Pneumococcal urinary antigen testing (PUAT) has recently been shown to direct narrow spectrum antibiotic therapy when positive in children or allow earlier de-escalation from broad spectrum antibiotics.⁶

When Staphylococcus aureus is suspected, methicillin resistance (MRSA) must be considered. Vancomycin has been standard therapy for this pathogen unless clindamycin susceptibility is documented. A recent study showed that the newer cephalosporin, ceftaroline, used as monotherapy or in combination with a macrolide or quinolone resulted in a lower hospital mortality rate than standard therapy with vancomycin or combination antibiotics.⁷

              Other data used to determine probable causes of CAP include associated clinical signs and symptoms, chest x-ray findings, and diagnostic laboratory tests. Sputum is rarely produced by children during episodes of pneumonia, so the usual common step in the management of adult severe pneumonias, Gram stain examination of sputum is eliminated.

              Antibiotics are selected primarily on the basis of age and severity of illness.  Duration of therapy is 7 to 10 days for uncomplicated CAP.  Once the causative agent is identified by culture or with one of the rapid antigen detection assays, specific therapy may be readily selected.

      Treatment of pneumonia is usually empiric but the preference for narrow spectrum antibiotics should be emphasized .¹  Amoxicillin for children and a quinolone for adults is the usual therapy.
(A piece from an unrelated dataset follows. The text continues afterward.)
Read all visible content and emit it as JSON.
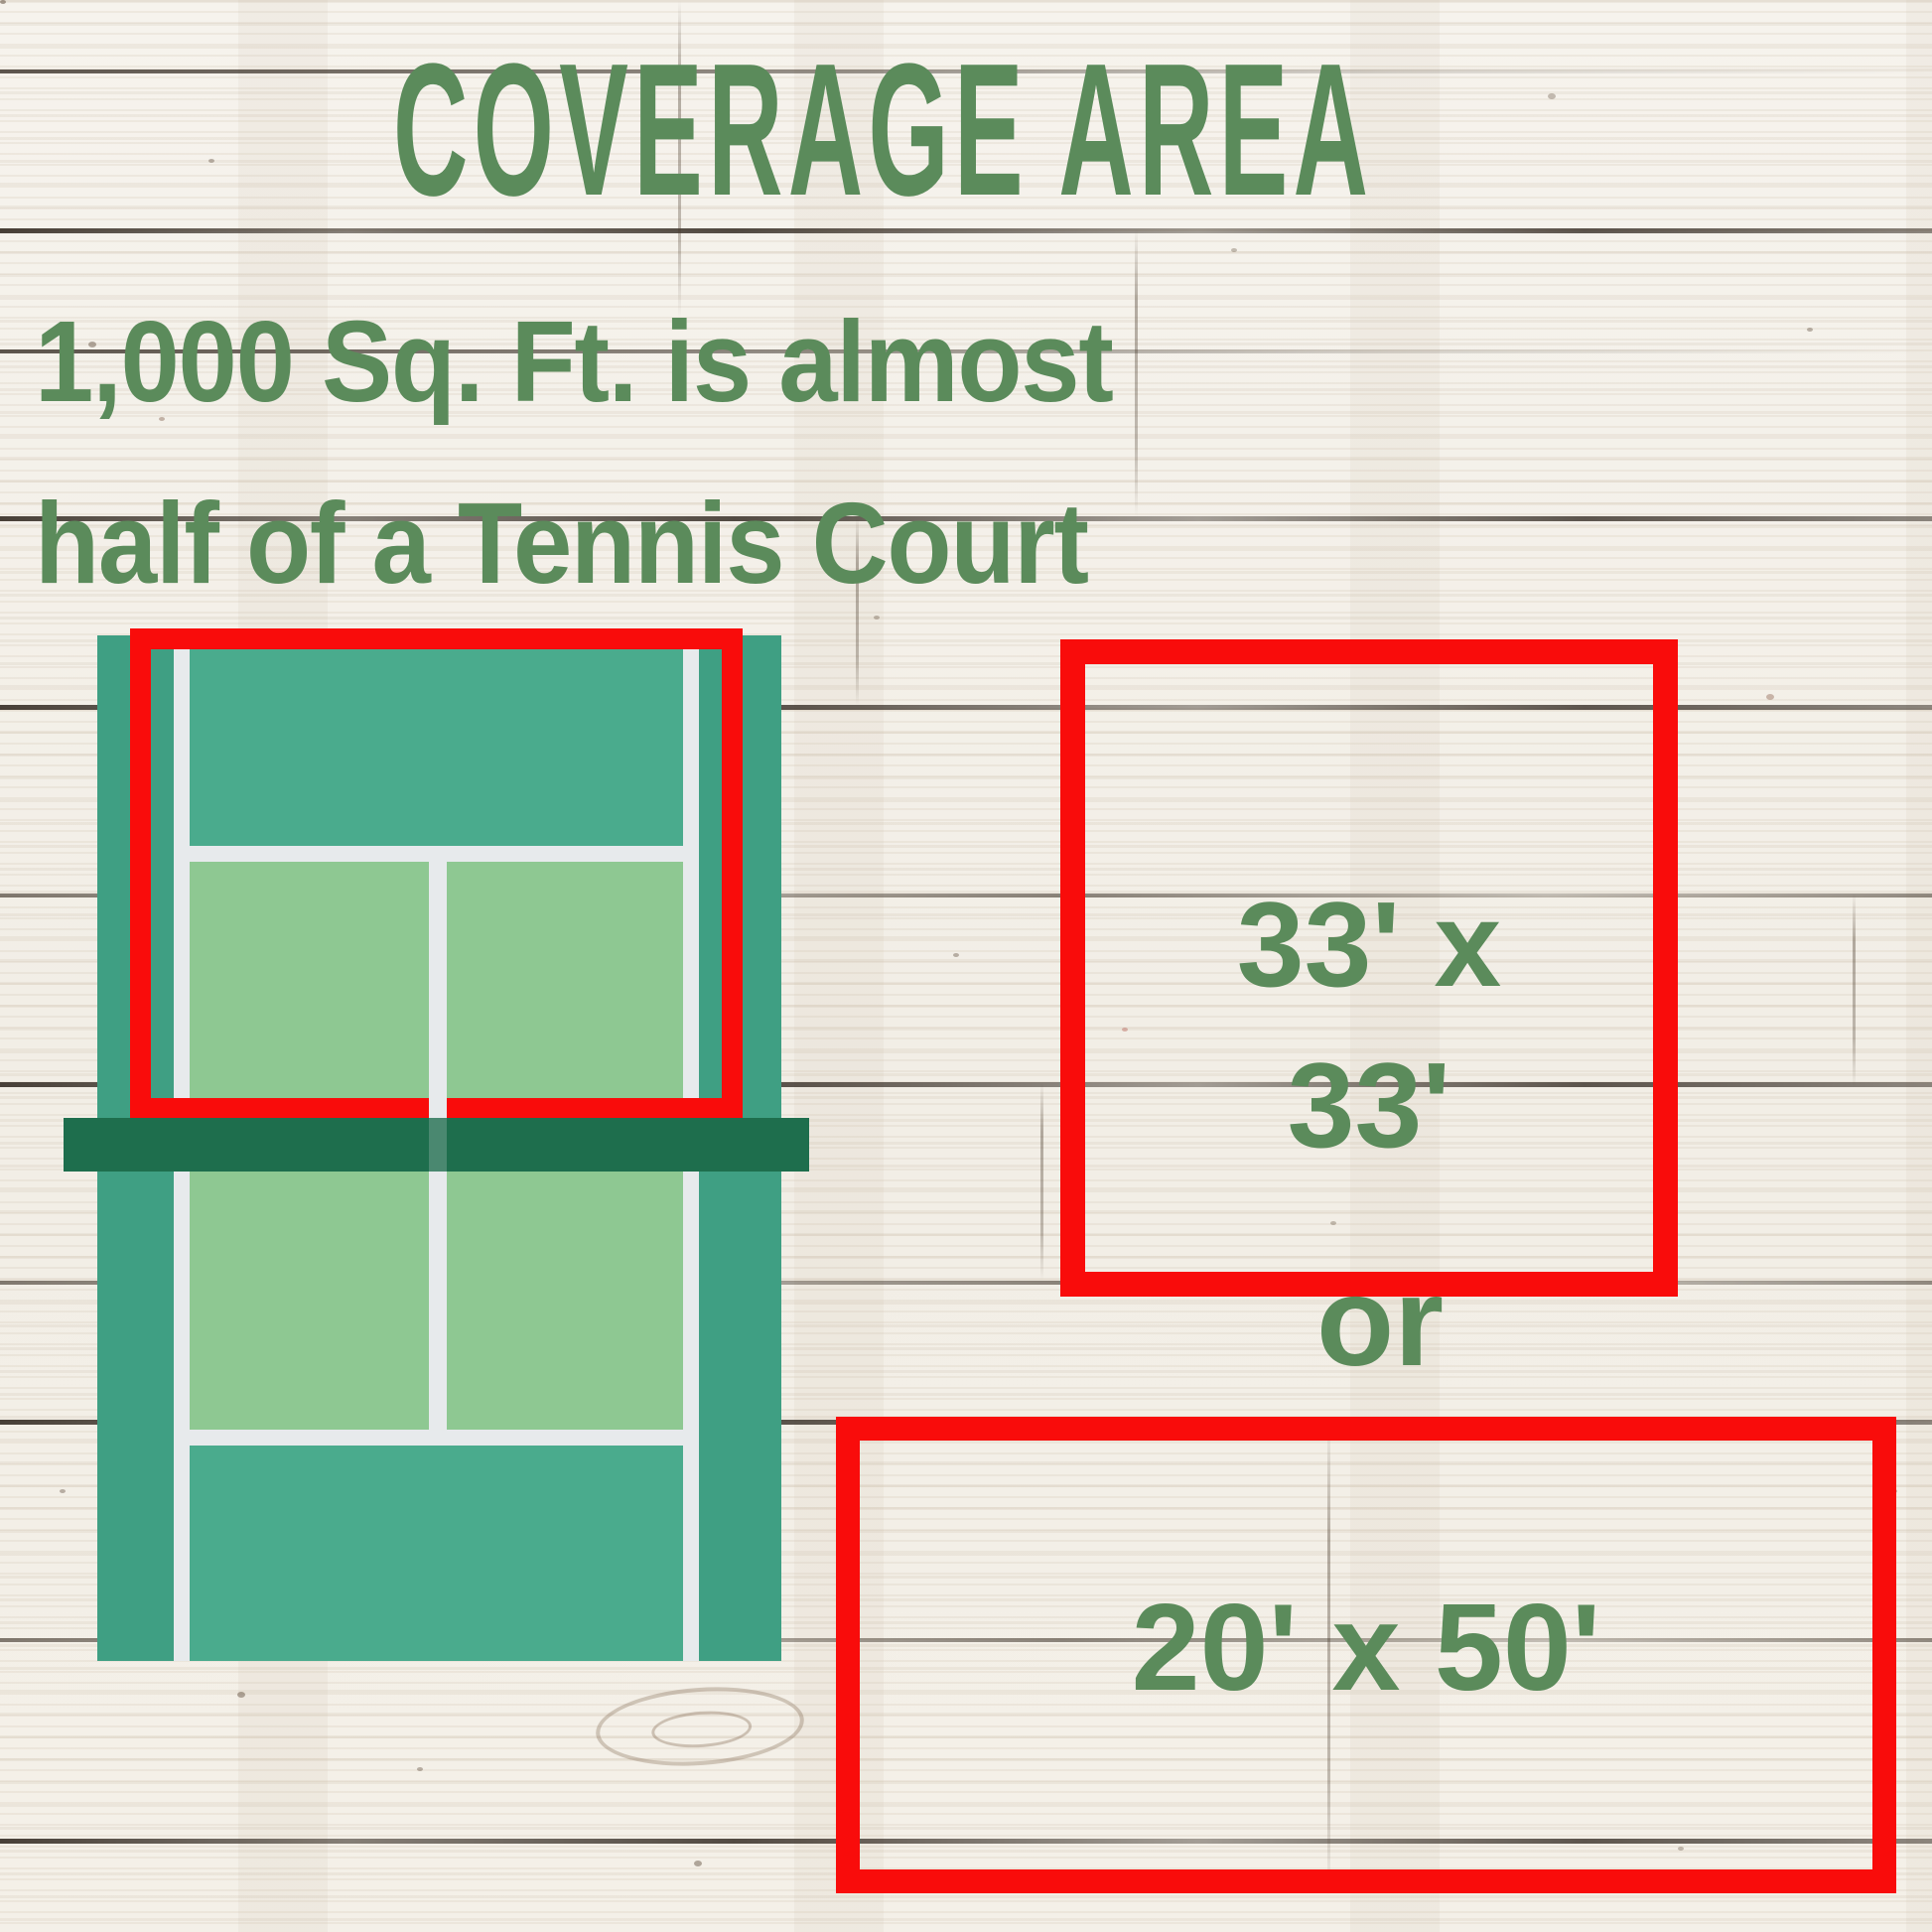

      If a patient with mild CAP does not respond to initial antibacterial therapy, the most likely explanation is a viral cause but for severely ill patients, other bacterial etiologies should also be considered, particularly MRSA where the addition of caftaroline would be considered.⁷   

References

1. Schweitzer VA et al. Narrow-spectrum antibiotics for community-acquired pneumonia in Dutch adults (CAP-PACT): a cross-sectional, stepped-wedge, cluster-randomised, non-inferiority, antimicrobial stewardship intervention trial. Lancet Infect Dis. 2021(Oct 7).
2. Uddin M et al. Effectiveness of Beta-Lactam plus Doxycycline for Patients Hospitalized with Community-Acquired Pneumonia Clin Infect Dis. 2021;ciab863 (Nov 9).
3. Dinh A et al. Factors Associated With Treatment Failure in Moderately Severe Community-Acquired Pneumonia: A Secondary Analysis of a Randomized Clinical Trial. JAMA Netw Open. 2021;4(10):e2129566 (Oct 15).
4. Huang C et al. Heparin-Binding Protein in Critically Ill Children With Severe Community-Acquired Pneumonia. Front Pediatr. 2021 (Oct 28).
5. Bielicki JA et al. Effect of Amoxicillin Dose and Treatment Duration on the Need for Antibiotic Re-treatment in Children With Community-Acquired Pneumonia: The CAP-IT Randomized Clinical Trial. JAMA. 2021;326(17):1713-1724 (Nov 2).
6. Greenfield A et al. Impact of Streptococcus pneumoniae Urinary Antigen Testing in Patients with Community-acquired Pneumonia Admitted within a Large Academic Health System. Open Forum Infect Dis. 2021;ofab522 (Oct 22).
7. Cilloniz C et al. Impact on in-hospital mortality of ceftaroline versus standard of care in community-acquired pneumonia: a propensity-matched analysis. Eur J Clin Microbiol Infect Dis. 2021 (Nov 12).